Σάββατο 27 Αυγούστου 2011

HOMOCYSTEINE IS HERE AGAIN

August 23, 2011 (Detroit, Michigan) — The addition of homocysteine levels to standard cardiovascular risk-assessment criteria significantly boosted their power to predict coronary heart disease events in two broad community-based cohorts of US adults [1].
The predictive power of the biomarker plus Framingham risk scores and C-reactive protein (CRP) levels was especially pronounced among, and often reclassified the risk status of, participants who would otherwise have been marked as being at intermediate CV risk, report the authors, led by Dr Vikas Veeranna (Wayne State University, Detroit, MI).
The post hoc analysis of 6450 participants from the Multi-Ethnic Study of Atherosclerosis (MESA) and 6797 adults in the third National Health and Nutrition Examination Survey (NHANES 3) was published in the August 30, 2011 issue of the Journal of the American College of Cardiology.
In separate analyses for both cohorts, hazard ratios for major CV end points were determined for homocysteine as both a continuous and categorical variable. Researchers controlled for demographics, body-mass index, systolic blood pressure, smoking, HDL cholesterol, total cholesterol, lipid-modifying therapies, diabetes, antihypertensive therapy, and CRP.
MESA: Hazard Ratio of Homocysteine Measurements for Major CV Events
End point HR (95% CI p
HR per 0.1 log-unit increase in homocysteine level    
All CVD events 1.87 (1.29–2.69) <0.001
Hard CHD events 2.90 (1.69–4.95) <0.001
HR for homocysteine >15 µmol/L vs <15 µmol/L    
All CVD events 1.79 (1.19–1.95) 0.006
Hard CHD events 2.22 (1.20–4.09) 0.01
All CVD events were defined as MI, resuscitated cardiac arrest, confirmed angina, probable angina (if followed by revascularization), stroke, stroke death, CHD death, other atherosclerotic death, and other CVD death; hard CHD events were defined as MI, resuscitated cardiac arrest, or CHD death
The addition of homocysteine levels to Framingham risk score significantly reclassified the CV risk status of 12.9% of MESA participants and 18.3% of those in NHANES 3; the corresponding figures when counting only "intermediate-risk" participants were 21.2% and 19.2%, respectively.

NHANES 3: Hazard Ratio of Homocysteine Measurements for Major CV Events
End point HR (95% CI p
HR per 0.1 log-unit increase in homocysteine level    
CVD deaths 1.97 (1.52–2.55) <0.001
CHD deaths 1.95 (1.43–2.64) <0.001
HR for homocysteine >15 µmol/L vs <15 µmol/L    
CVD deaths 2.72 (2.01–3.68) <0.001
CHD deaths 2.61 (1.83–3.73) <0.001
CVD death was defined as due to ischemic heart disease, cerebrovascular disease, or atherosclerotic heart disease; CHD death was defined as due to ischemic heart disease only
A "net reclassification improvement index" (NRI) score was determined for the two populations to gauge the effect of adding of homocysteine to the Framingham criteria.

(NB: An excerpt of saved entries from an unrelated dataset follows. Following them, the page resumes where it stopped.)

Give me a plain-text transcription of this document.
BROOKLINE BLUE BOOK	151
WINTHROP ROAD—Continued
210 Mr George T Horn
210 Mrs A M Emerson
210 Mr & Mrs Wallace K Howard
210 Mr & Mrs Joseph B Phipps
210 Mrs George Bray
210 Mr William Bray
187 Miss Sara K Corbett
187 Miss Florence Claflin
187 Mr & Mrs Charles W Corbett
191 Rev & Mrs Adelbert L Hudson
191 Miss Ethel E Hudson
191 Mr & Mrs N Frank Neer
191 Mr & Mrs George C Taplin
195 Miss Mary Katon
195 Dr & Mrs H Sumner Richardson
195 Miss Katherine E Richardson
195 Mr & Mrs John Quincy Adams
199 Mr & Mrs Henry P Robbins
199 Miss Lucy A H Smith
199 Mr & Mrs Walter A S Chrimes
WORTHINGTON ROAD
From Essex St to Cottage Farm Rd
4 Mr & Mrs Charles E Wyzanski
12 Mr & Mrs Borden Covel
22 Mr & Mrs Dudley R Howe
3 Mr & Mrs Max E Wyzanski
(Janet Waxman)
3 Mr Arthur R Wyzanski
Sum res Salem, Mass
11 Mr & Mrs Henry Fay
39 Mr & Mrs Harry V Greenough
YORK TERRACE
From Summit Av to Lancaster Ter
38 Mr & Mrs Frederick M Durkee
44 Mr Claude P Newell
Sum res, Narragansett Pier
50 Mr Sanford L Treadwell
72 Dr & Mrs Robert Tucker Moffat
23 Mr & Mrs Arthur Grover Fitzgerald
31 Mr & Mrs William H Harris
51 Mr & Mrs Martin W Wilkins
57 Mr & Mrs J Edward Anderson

Adding the biomarker led to significant reclassification by that analysis, as well: an NRI of 0.35 (95% CI 0.17–0.53; p<0.001) in MESA and of 0.57 (95% CI 0.43–0.71; p<0.001) in NHANES 3.
"This study provides a sound rationale for adding homocysteine in CVD risk assessment," write Dr Arduino A Mangoni (University of Aberdeen, Scotland) and Dr Richard J Woodman (Flinders University, Adelaide, Australia) in an accompanying editorial [2]. But it should be interpreted cautiously, they note.
They further observe that no major randomized trial has found that homocysteine-lowering therapies have a major impact on outcomes. Yet "virtually all such trials have been conducted in patients with advanced atherosclerosis (ie, either preexisting CVD or very high risk)."
The editorialists continue, "If homocysteine is to be used as a screening tool in primary prevention, it is imperative that further trials are conducted in low- and intermediate-risk patients without previous CVD. Only then can the real value of measuring homocysteine as a nontraditional CVD risk factor or risk marker be quantified."
The MESA trial was conducted and supported by the National Heart, Lung, and Blood Institute (NHLBI) in collaboration with the MESA study investigators. The authors had no relevant disclosures. Mangoni and Woodman report that they have no relevant disclosures.